Sally: So what was it, then?

Jim: Padmé would have already been dead, because of Anakin strangling her, and so would her unborn children, because of oxygen deprivation. But as long as they were inside her, the Jujube snippet protected them and her. But to do that, it had to divert all the blood from her limbs to the important bits: her head and her womb.

Annie: And then her other organs started to fail as well, which was why she appeared convincingly dead at her funeral. Palpatine had already had to amputate her gangrenous limbs and put the rest of her in a life-support suit well before she woke up on the operating table to find that her husband was dead, she didn't know where Obi-Wan had taken Luke and Leia, and Palpatine had transfused her husband's midi-chlorians into her body.

Ben: But – oxygen deprivation doesn't work like that! The body thinks that the brain is the least important organ – and evolution doesn't care about unborn children, as long as the parent can survive to make more! Padmé would have miscarried and suffered brain damage long before her limbs stopped functioning.

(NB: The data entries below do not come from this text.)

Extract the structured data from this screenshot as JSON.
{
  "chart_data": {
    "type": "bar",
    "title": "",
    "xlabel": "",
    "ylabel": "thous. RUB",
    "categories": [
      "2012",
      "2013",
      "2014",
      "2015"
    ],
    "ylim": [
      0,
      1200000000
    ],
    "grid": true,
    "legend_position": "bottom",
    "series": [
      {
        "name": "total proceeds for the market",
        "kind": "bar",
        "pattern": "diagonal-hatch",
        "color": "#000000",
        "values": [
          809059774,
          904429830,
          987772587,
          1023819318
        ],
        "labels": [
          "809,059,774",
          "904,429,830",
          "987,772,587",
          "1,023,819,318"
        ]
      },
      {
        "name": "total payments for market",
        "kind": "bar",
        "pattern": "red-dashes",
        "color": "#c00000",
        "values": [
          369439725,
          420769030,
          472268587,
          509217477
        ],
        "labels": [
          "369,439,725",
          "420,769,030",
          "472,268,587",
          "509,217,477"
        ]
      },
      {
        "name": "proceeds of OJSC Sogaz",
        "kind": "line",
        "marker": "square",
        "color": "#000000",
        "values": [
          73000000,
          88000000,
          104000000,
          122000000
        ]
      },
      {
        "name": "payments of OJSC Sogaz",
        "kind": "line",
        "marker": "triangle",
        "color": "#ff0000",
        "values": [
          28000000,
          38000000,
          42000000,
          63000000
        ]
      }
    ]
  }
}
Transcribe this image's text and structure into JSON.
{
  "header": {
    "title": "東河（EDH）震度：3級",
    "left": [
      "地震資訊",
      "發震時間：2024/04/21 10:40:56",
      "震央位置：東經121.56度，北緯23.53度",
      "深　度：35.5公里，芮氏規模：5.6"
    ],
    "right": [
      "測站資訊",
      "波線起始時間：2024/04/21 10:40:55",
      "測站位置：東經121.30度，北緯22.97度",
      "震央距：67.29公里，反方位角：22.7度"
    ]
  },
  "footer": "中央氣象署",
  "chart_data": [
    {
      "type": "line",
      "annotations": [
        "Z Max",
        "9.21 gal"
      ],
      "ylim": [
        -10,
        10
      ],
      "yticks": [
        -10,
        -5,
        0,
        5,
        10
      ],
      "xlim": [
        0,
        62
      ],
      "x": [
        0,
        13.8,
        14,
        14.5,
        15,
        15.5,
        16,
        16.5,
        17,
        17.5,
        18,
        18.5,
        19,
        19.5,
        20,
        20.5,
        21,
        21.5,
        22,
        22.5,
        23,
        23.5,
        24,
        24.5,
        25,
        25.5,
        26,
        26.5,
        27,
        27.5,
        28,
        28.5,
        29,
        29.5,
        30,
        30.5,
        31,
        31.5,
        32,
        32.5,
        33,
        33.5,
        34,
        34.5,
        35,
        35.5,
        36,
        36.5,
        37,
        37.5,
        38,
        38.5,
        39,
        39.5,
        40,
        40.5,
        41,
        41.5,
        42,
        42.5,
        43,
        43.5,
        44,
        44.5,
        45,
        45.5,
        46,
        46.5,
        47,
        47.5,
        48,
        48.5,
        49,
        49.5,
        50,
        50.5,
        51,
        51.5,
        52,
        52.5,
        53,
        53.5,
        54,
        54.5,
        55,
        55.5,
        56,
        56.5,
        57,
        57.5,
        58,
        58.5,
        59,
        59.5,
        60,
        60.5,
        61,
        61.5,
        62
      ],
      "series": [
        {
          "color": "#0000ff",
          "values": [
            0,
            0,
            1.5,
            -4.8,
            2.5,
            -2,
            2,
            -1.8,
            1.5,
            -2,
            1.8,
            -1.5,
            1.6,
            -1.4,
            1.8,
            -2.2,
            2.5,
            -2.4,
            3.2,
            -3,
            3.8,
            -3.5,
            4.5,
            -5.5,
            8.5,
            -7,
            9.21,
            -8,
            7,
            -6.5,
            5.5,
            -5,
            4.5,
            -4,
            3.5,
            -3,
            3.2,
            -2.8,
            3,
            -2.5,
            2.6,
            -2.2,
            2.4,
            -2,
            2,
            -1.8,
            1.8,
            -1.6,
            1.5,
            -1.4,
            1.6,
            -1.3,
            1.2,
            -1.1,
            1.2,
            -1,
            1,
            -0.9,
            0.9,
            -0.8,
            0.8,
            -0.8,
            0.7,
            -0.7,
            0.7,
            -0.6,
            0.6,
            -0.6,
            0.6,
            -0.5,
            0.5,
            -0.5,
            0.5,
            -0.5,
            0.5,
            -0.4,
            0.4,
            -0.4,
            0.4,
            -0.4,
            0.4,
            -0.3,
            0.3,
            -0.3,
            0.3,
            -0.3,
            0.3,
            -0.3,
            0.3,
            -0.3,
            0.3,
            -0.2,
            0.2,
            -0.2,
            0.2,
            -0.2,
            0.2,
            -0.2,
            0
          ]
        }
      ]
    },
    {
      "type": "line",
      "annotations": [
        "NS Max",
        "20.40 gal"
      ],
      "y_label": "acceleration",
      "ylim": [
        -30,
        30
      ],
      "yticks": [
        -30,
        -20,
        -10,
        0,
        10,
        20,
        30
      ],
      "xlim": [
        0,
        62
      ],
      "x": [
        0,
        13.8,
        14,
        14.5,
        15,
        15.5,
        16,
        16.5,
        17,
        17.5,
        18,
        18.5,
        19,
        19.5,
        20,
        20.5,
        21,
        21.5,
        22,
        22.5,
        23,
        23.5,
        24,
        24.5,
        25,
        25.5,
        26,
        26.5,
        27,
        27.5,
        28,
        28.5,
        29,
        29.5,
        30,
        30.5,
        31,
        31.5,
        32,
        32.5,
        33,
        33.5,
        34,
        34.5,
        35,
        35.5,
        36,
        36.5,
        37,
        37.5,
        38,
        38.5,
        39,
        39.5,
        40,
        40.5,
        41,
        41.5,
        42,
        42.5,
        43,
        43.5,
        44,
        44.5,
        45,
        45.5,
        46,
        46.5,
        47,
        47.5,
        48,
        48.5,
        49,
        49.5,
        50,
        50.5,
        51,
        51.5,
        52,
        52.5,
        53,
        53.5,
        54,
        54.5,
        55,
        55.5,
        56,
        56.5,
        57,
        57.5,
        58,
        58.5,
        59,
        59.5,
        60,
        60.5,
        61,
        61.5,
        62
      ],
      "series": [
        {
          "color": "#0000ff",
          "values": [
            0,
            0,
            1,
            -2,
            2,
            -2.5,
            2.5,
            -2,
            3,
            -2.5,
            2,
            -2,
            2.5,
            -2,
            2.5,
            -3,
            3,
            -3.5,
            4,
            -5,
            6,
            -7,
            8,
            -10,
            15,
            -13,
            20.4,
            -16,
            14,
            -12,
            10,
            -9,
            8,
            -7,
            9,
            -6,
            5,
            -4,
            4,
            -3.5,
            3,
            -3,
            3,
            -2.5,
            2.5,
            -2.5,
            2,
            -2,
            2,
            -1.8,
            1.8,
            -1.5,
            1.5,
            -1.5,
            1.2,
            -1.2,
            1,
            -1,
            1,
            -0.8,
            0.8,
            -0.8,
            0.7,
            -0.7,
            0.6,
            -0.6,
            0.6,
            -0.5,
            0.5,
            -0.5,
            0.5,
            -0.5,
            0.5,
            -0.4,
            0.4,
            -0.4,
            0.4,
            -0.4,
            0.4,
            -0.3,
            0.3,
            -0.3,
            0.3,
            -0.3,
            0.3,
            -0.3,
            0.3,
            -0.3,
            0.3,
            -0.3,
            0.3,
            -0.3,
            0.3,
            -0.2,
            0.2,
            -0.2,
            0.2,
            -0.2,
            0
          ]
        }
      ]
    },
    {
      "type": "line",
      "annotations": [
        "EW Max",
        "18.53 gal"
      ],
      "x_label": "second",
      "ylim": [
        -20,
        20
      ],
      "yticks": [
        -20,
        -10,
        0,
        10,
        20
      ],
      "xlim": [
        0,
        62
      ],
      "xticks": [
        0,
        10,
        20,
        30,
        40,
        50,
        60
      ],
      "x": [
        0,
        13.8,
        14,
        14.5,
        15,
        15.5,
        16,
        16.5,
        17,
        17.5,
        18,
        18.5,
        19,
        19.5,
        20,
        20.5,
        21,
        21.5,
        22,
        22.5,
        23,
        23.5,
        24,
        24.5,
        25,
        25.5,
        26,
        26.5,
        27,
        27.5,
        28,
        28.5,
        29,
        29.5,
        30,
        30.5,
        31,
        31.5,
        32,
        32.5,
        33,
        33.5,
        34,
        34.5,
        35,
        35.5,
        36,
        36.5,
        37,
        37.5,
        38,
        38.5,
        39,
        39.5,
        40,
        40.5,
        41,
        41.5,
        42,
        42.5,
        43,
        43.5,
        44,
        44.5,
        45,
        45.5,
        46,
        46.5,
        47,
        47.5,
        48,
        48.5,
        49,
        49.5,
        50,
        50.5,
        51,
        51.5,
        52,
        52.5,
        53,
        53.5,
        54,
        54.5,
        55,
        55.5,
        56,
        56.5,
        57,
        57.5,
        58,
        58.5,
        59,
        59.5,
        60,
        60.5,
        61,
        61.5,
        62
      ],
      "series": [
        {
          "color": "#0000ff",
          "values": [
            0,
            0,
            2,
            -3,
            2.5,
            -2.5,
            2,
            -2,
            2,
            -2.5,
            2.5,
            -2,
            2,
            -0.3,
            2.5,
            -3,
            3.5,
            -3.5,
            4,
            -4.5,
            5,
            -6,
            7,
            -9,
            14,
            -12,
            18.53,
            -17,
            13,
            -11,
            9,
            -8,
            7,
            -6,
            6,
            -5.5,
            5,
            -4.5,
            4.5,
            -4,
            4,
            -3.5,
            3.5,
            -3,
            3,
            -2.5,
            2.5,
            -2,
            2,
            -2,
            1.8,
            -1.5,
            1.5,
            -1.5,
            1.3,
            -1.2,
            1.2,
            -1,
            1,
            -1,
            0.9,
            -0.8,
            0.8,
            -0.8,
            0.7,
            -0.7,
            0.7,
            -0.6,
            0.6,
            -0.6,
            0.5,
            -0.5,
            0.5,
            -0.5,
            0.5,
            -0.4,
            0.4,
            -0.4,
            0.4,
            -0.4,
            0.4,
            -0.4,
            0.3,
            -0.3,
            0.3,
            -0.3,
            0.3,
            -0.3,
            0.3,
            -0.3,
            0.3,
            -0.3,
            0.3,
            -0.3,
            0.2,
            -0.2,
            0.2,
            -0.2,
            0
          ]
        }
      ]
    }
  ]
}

GM: Realism died in this game as soon as you and Jim started parrying blaster shots with your swords.

{Chewbacca, playing Ben, looks unimpressed}

GM: Oh, well then, I guess your suspension of disbelief dies and the campaign ends.

Ben: grumble Okay, okay, this is how medicine works in this universe, for someone wearing a magic necklace. While Luke and his mum are having this conversation, what's Chewie doing?